Is it a seal coat or chip seal, and why are we doing it?

These two processes may differ ever-so-slightly in a few minor details, but it’s mostly a difference in semantics. The principle is the same – apply a protective layer of rock chips and liquid asphalt to the surface of the road to extend the life of the roadway surface and to provide better traction for drivers.

The ingredients in the two applications and the functions they serve have led many people to use the terms "seal coat" and "chip seal" almost interchangeably. In fact, a hybrid has recently evolved - the "chip seal coat."

It helps to minimize oxidation of the roadway surface. Oxidation causes the surface to dry out and the “pores” to open up to moisture, said Dave Kuisti, ITD southwest Idaho engineering manager.

“During the freeze/thaw cycles, any moisture allowed into the road will expand and contract, eventually causing the surface to crack and deteriorate, which in turn leads to potholes, broken pavement and repairs. The secondary reason for a seal coat is to create a rough, traction surface for winter driving,” Kuisti said.

Seal coating begins by applying a layer of liquid asphalt, then a cover coat of rock chips on the roadway surface. The highway is rolled and traffic allowed on to the roadway to help pack the surface. Like most ITD highway projects, the work is done by a general contractor with ITD inspecting the work to ensure quality standards are met.

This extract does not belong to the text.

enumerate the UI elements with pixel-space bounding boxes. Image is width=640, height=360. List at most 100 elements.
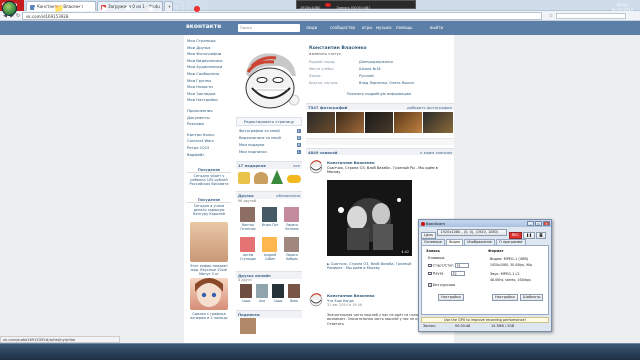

Seal coating helps to defer the cost of repairs that would be required much sooner without the protective application.

Why do we do it, especially over the top of a new, smooth roadway?

Many homeowners are dismayed when their new, smooth, blacktop road is seal coated or chip sealed. The smooth surface is covered with tiny rocks, eliminating many barefoot jaunts to the mailbox and potentially increasing the road-rash factor for bicyclists, skateboarders or other recreationists. However, a properly applied seal coat can add several years of service to a roadway by sealing the surface against weather and wear.

It is unfortunate timing that the best time to apply the seal coat is in the heat of the summer, but the primary benefit for drivers is greater traction when the snow flies several months later.

The work is done during the day to allow heat to help asphalt and rock bond more quickly to the roadway surface, providing a higher-quality finished product.

It may not be as appealing as it once was, but seal coating or chip sealing helps to protect the longevity of the road. Without the seal coat or chip seal, the asphalt is exposed and can begin to wear away prematurely.

How can I avoid rock chips in my windshield or paint job?

Before any seal coat is final, crews "broom" or sweep the roadway surface to remove excess gravel. This is usually done multiple times overnight. In addition, following posted speed limits and increasing following distance will reduce the risk of windshield damage caused by loose gravel. Windshield damage is often attributed to the seal coat but it is frequently caused by impatient drivers going too fast, whose tires fling the rocks indiscriminately at other drivers.

Drivers are also reminded to slow down and watch for equipment and workers. In a confined work area, safety is paramount.